In simple terms, traditional yoga is an ancient Indian practice that promotes balancing the body’s nadis, or energetic pathways, through movement and breathing.  Asana, the approach favored in the United States today, focuses on maintaining certain postures that benefit the nervous system, musculoskeletal system and state of mind.

Yoga has been popular with adults in the United States for quite a while, but many parents don’t recognize its value for children.  Judith Eugene, founder of Loving Hands Yoga and Reiki in Cleveland Heights, says yoga is a holistic approach to wellness that combines physical, mental and emotional practices.  It builds strength, flexibility and stamina as well as social and behavioral skills.
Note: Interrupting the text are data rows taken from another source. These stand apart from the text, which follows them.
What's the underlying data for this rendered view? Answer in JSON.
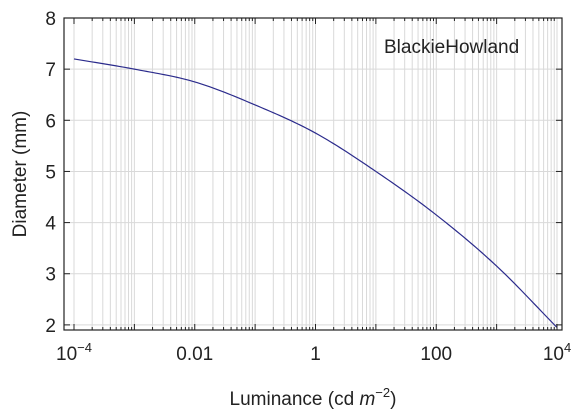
{
  "chart_data": {
    "type": "line",
    "xscale": "log",
    "xlim": [
      0.0001,
      10000
    ],
    "ylim": [
      1.9,
      8
    ],
    "grid": true,
    "xlabel": {
      "text": "Luminance (cd ",
      "unit_italic": "m",
      "exponent": "−2",
      "close": ")"
    },
    "ylabel": "Diameter (mm)",
    "x_ticks": [
      {
        "value": 0.0001,
        "base": "10",
        "exp": "−4"
      },
      {
        "value": 0.01,
        "label": "0.01"
      },
      {
        "value": 1,
        "label": "1"
      },
      {
        "value": 100,
        "label": "100"
      },
      {
        "value": 10000,
        "base": "10",
        "exp": "4"
      }
    ],
    "y_ticks": [
      2,
      3,
      4,
      5,
      6,
      7,
      8
    ],
    "series": [
      {
        "name": "BlackieHowland",
        "color": "#2b2b8c",
        "x": [
          0.0001,
          0.001,
          0.01,
          0.1,
          1,
          10,
          100,
          1000,
          10000
        ],
        "y": [
          7.2,
          7.0,
          6.75,
          6.3,
          5.75,
          5.0,
          4.15,
          3.15,
          1.95
        ]
      }
    ]
  }
}
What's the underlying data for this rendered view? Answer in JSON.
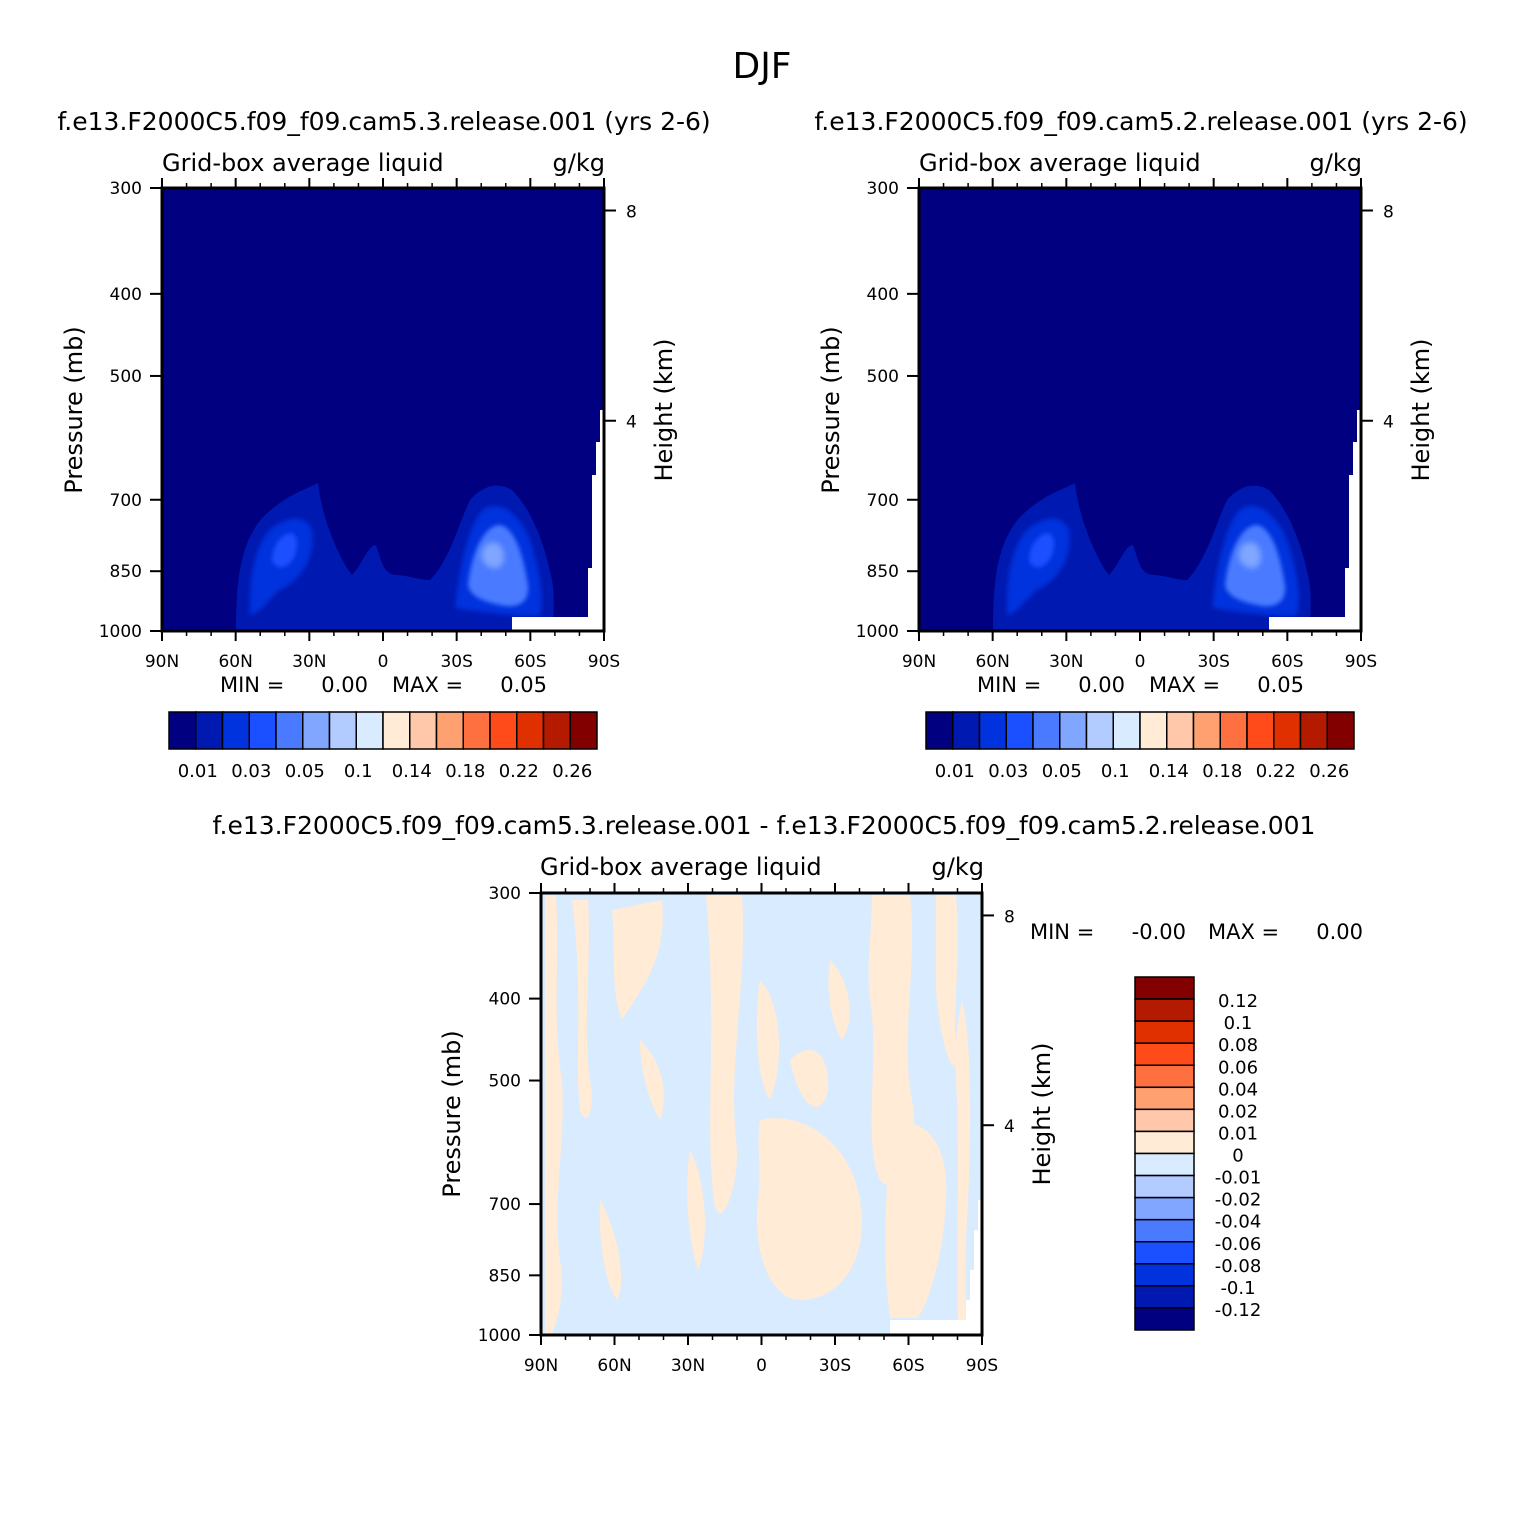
{
  "main_title": "DJF",
  "charts": [
    {
      "case_title": "f.e13.F2000C5.f09_f09.cam5.3.release.001 (yrs 2-6)",
      "var_label": "Grid-box average liquid",
      "units": "g/kg",
      "ylabel": "Pressure (mb)",
      "ylabel_right": "Height (km)",
      "min_label": "MIN =",
      "min_value": "0.00",
      "max_label": "MAX =",
      "max_value": "0.05"
    },
    {
      "case_title": "f.e13.F2000C5.f09_f09.cam5.2.release.001 (yrs 2-6)",
      "var_label": "Grid-box average liquid",
      "units": "g/kg",
      "ylabel": "Pressure (mb)",
      "ylabel_right": "Height (km)",
      "min_label": "MIN =",
      "min_value": "0.00",
      "max_label": "MAX =",
      "max_value": "0.05"
    },
    {
      "case_title": "f.e13.F2000C5.f09_f09.cam5.3.release.001 - f.e13.F2000C5.f09_f09.cam5.2.release.001",
      "var_label": "Grid-box average liquid",
      "units": "g/kg",
      "ylabel": "Pressure (mb)",
      "ylabel_right": "Height (km)",
      "min_label": "MIN =",
      "min_value": "-0.00",
      "max_label": "MAX =",
      "max_value": "0.00"
    }
  ],
  "chart_data": [
    {
      "type": "heatmap",
      "title": "f.e13.F2000C5.f09_f09.cam5.3.release.001 (yrs 2-6)",
      "x_tick_labels": [
        "90N",
        "60N",
        "30N",
        "0",
        "30S",
        "60S",
        "90S"
      ],
      "x_tick_values": [
        90,
        60,
        30,
        0,
        -30,
        -60,
        -90
      ],
      "y_tick_labels": [
        "300",
        "400",
        "500",
        "700",
        "850",
        "1000"
      ],
      "y_tick_values": [
        300,
        400,
        500,
        700,
        850,
        1000
      ],
      "y_right_tick_labels": [
        "8",
        "4"
      ],
      "y_right_tick_values": [
        8,
        4
      ],
      "ylim": [
        1000,
        300
      ],
      "xlim": [
        90,
        -90
      ],
      "ylabel": "Pressure (mb)",
      "ylabel_right": "Height (km)",
      "min": 0.0,
      "max": 0.05,
      "contour_levels": [
        0.01,
        0.02,
        0.03,
        0.04,
        0.05,
        0.06,
        0.08,
        0.1,
        0.12,
        0.14,
        0.16,
        0.18,
        0.2,
        0.22,
        0.24,
        0.26
      ],
      "colorbar_labels": [
        "0.01",
        "0.03",
        "0.05",
        "0.1",
        "0.14",
        "0.18",
        "0.22",
        "0.26"
      ],
      "colorbar_colors": [
        "#000080",
        "#0019b0",
        "#0033dd",
        "#1a50ff",
        "#4a7aff",
        "#80a6ff",
        "#b3ccff",
        "#d9ebff",
        "#ffebd6",
        "#ffc8aa",
        "#ffa070",
        "#ff7040",
        "#ff4a1a",
        "#e03000",
        "#b41a00",
        "#820000"
      ],
      "features": [
        {
          "name": "NH midlatitude liquid maximum",
          "lat": 40,
          "p": 860,
          "value": 0.03
        },
        {
          "name": "SH midlatitude liquid maximum",
          "lat": -45,
          "p": 870,
          "value": 0.05
        }
      ]
    },
    {
      "type": "heatmap",
      "title": "f.e13.F2000C5.f09_f09.cam5.2.release.001 (yrs 2-6)",
      "x_tick_labels": [
        "90N",
        "60N",
        "30N",
        "0",
        "30S",
        "60S",
        "90S"
      ],
      "x_tick_values": [
        90,
        60,
        30,
        0,
        -30,
        -60,
        -90
      ],
      "y_tick_labels": [
        "300",
        "400",
        "500",
        "700",
        "850",
        "1000"
      ],
      "y_tick_values": [
        300,
        400,
        500,
        700,
        850,
        1000
      ],
      "y_right_tick_labels": [
        "8",
        "4"
      ],
      "y_right_tick_values": [
        8,
        4
      ],
      "ylim": [
        1000,
        300
      ],
      "xlim": [
        90,
        -90
      ],
      "ylabel": "Pressure (mb)",
      "ylabel_right": "Height (km)",
      "min": 0.0,
      "max": 0.05,
      "contour_levels": [
        0.01,
        0.02,
        0.03,
        0.04,
        0.05,
        0.06,
        0.08,
        0.1,
        0.12,
        0.14,
        0.16,
        0.18,
        0.2,
        0.22,
        0.24,
        0.26
      ],
      "colorbar_labels": [
        "0.01",
        "0.03",
        "0.05",
        "0.1",
        "0.14",
        "0.18",
        "0.22",
        "0.26"
      ],
      "colorbar_colors": [
        "#000080",
        "#0019b0",
        "#0033dd",
        "#1a50ff",
        "#4a7aff",
        "#80a6ff",
        "#b3ccff",
        "#d9ebff",
        "#ffebd6",
        "#ffc8aa",
        "#ffa070",
        "#ff7040",
        "#ff4a1a",
        "#e03000",
        "#b41a00",
        "#820000"
      ],
      "features": [
        {
          "name": "NH midlatitude liquid maximum",
          "lat": 40,
          "p": 860,
          "value": 0.03
        },
        {
          "name": "SH midlatitude liquid maximum",
          "lat": -45,
          "p": 870,
          "value": 0.05
        }
      ]
    },
    {
      "type": "heatmap",
      "title": "f.e13.F2000C5.f09_f09.cam5.3.release.001 - f.e13.F2000C5.f09_f09.cam5.2.release.001",
      "x_tick_labels": [
        "90N",
        "60N",
        "30N",
        "0",
        "30S",
        "60S",
        "90S"
      ],
      "x_tick_values": [
        90,
        60,
        30,
        0,
        -30,
        -60,
        -90
      ],
      "y_tick_labels": [
        "300",
        "400",
        "500",
        "700",
        "850",
        "1000"
      ],
      "y_tick_values": [
        300,
        400,
        500,
        700,
        850,
        1000
      ],
      "y_right_tick_labels": [
        "8",
        "4"
      ],
      "y_right_tick_values": [
        8,
        4
      ],
      "ylim": [
        1000,
        300
      ],
      "xlim": [
        90,
        -90
      ],
      "ylabel": "Pressure (mb)",
      "ylabel_right": "Height (km)",
      "min": -0.0,
      "max": 0.0,
      "contour_levels": [
        -0.12,
        -0.1,
        -0.08,
        -0.06,
        -0.04,
        -0.02,
        -0.01,
        0,
        0.01,
        0.02,
        0.04,
        0.06,
        0.08,
        0.1,
        0.12
      ],
      "colorbar_labels": [
        "0.12",
        "0.1",
        "0.08",
        "0.06",
        "0.04",
        "0.02",
        "0.01",
        "0",
        "-0.01",
        "-0.02",
        "-0.04",
        "-0.06",
        "-0.08",
        "-0.1",
        "-0.12"
      ],
      "colorbar_colors": [
        "#820000",
        "#b41a00",
        "#e03000",
        "#ff4a1a",
        "#ff7040",
        "#ffa070",
        "#ffc8aa",
        "#ffebd6",
        "#d9ebff",
        "#b3ccff",
        "#80a6ff",
        "#4a7aff",
        "#1a50ff",
        "#0033dd",
        "#0019b0",
        "#000080"
      ],
      "pattern": "alternating small positive (0 to 0.01) and negative (-0.01 to 0) differences"
    }
  ]
}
“We can teach kids that staying on their own yoga mat is their own personal space and that what they do with their bodies can adversely affect someone else, if they’re not careful,” Eugene says.  “Other sports and dance offer a lot of body awareness, balance, flexibility and strength—which yoga also does—but mindfulness and learning how to relax is probably the most critical skill yoga can teach young kids.”
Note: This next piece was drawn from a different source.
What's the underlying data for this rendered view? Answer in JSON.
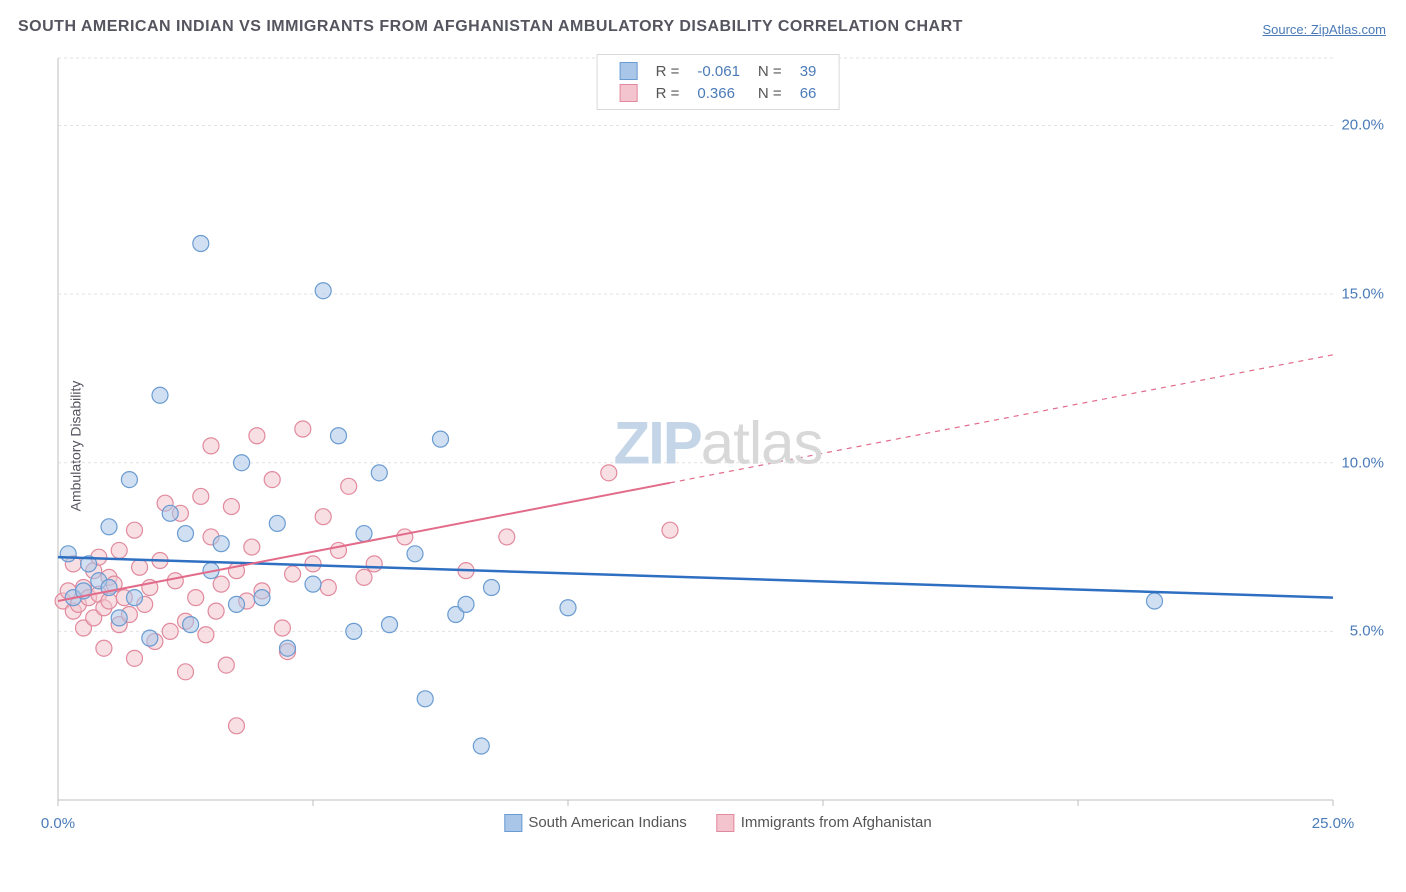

Children can be introduced to yoga shortly after birth.  Langsdale teaches a “baby and me” class for mothers and their infants.  She invites moms to lay their babies on a favorite blanket.  As Langsdale guides the women through poses, she may encourage them to bend down and tickle their children’s tummies, place their babies on their side while holding warrior pose or massage the little ones’ knees while singing a tune.

Studios take different approaches to introducing yoga, but certified instructors agree that teaching children is much different than teaching adults.  Around age 3 or 4, most children are capable of staying in one place and listening to an instructor’s prompt, Eugene says. She sometimes guides her young charges through a pretend walk in the forest, where they “meet” animals and perform yoga poses that correspond with that animal.  Langsdale says kids may hold toy dogs or lions, bark or roar while learning the downward dog or lion pose postures. Age-appropriate games, imagined scenarios and craft projects are often incorporated into yoga sessions until children become teenagers and are better equipped to handle a traditional yoga class.

Both Eugene and Langsdale emphasize the benefits of yoga for the entire family.

“Some parents will bring kids to a kids’ yoga class, but they won’t stay and take the adult class going on in the other room,” Langsdale says.  “It’s so important for parents to participate in yoga or some kind of mindfulness because they’re just as stressed as their children.  Kids learn good—and some bad—behaviors through their parents.”